Shaun Pianta

Personal information
- Nickname: Blinky
- Nationality: Australia
- Born: 24 February 1989 (age 37)

Sport
- Country: Australia
- Sport: Para-alpine skiing
- Disability class: B2
- Event(s): Giant Slalom Slalom

= Shaun Pianta =

Australian para-alpine skier

Shaun Pianta (born 24 February 1989) is a B2 classified visually impaired Para-alpine skier from Australia. His guide in 2018 is Jeremy O'Sullivan. He represented Australia at the 2018 Winter Paralympics.

==Personal==
Pianta was born in Collie, Western Australia on 24 February 1989. In 2008, whilst holidaying in Bali, he contracted a superbug virus that attacked his optic nerve. He was flown back to Perth, Western Australia and while in hospital experienced kidney failure. The virus left him with only 15 per cent of his vision. He is a qualified boiler maker and welder and has a Certificate in Business.

==Skiing==
Prior to his loss of vision, he was an avid snowboarder. He took up Para-alpine skiing in 2012 after a Disabled Wintersport Australia expo in Melbourne. In December 2014, he broke both legs in a training run and spent three months in a wheelchair. At the 2017 World Para-alpine Skiing Europa Cup event in Veysonnaz, Switzerland, Pianta and his guide Jeremy O'Sullivan won silver medals in the men's vision impaired super-G and giant slalom. He competed in the men's slalom and giant slalom at the 2017 IPC Alpine Skiing World Championships but failed to finish in both events.

On 17 January 2018, he suffered a slight anterior cruciate ligament tear. Deciding against surgery, he undertook an intensive and highly structured rehabilitation process, including three weeks based at the Australian Institute of Sport.

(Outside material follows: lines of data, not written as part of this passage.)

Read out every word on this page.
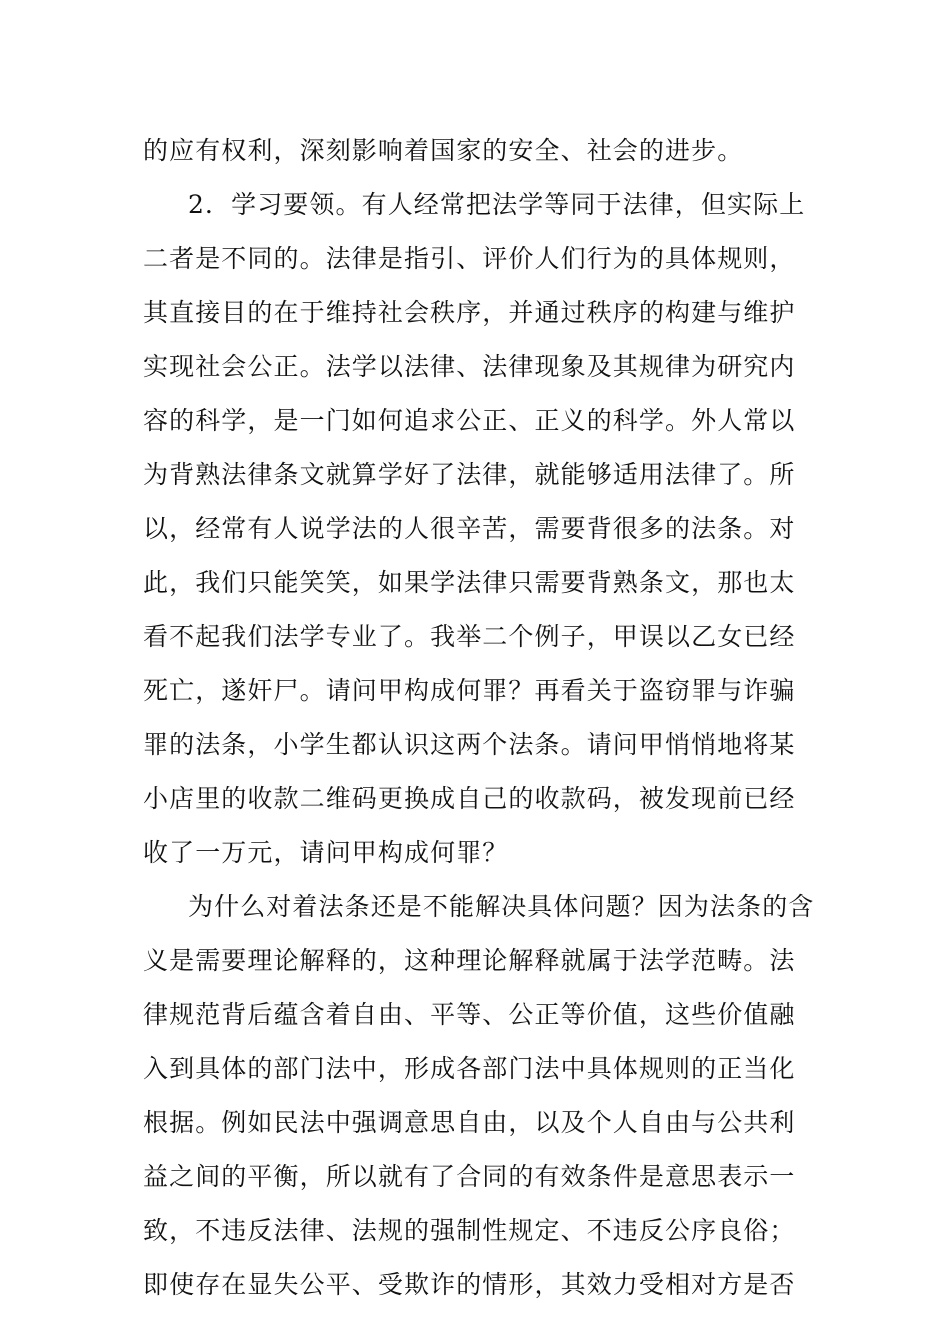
的应有权利，深刻影响着国家的安全、社会的进步。
2．学习要领。有人经常把法学等同于法律，但实际上
二者是不同的。法律是指引、评价人们行为的具体规则，
其直接目的在于维持社会秩序，并通过秩序的构建与维护
实现社会公正。法学以法律、法律现象及其规律为研究内
容的科学，是一门如何追求公正、正义的科学。外人常以
为背熟法律条文就算学好了法律，就能够适用法律了。所
以，经常有人说学法的人很辛苦，需要背很多的法条。对
此，我们只能笑笑，如果学法律只需要背熟条文，那也太
看不起我们法学专业了。我举二个例子，甲误以乙女已经
死亡，遂奸尸。请问甲构成何罪？再看关于盗窃罪与诈骗
罪的法条，小学生都认识这两个法条。请问甲悄悄地将某
小店里的收款二维码更换成自己的收款码，被发现前已经
收了一万元，请问甲构成何罪？
为什么对着法条还是不能解决具体问题？因为法条的含
义是需要理论解释的，这种理论解释就属于法学范畴。法
律规范背后蕴含着自由、平等、公正等价值，这些价值融
入到具体的部门法中，形成各部门法中具体规则的正当化
根据。例如民法中强调意思自由，以及个人自由与公共利
益之间的平衡，所以就有了合同的有效条件是意思表示一
致，不违反法律、法规的强制性规定、不违反公序良俗；
即使存在显失公平、受欺诈的情形，其效力受相对方是否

On 6 March 2018, Pianta and sighted guide Jeremy O'Sullivan were selected in the Australian team to compete at the 2018 Winter Paralympics but he will be required to pass a final fitness test on his injured right knee ahead of his Paralympic debut on March 14. At the 2018 Winter Paralympics, Pianta competed in two events - 14th in the Men's Giant Slalom Visually Impaired and did not finish in the Men's Slalom Visually Impaired.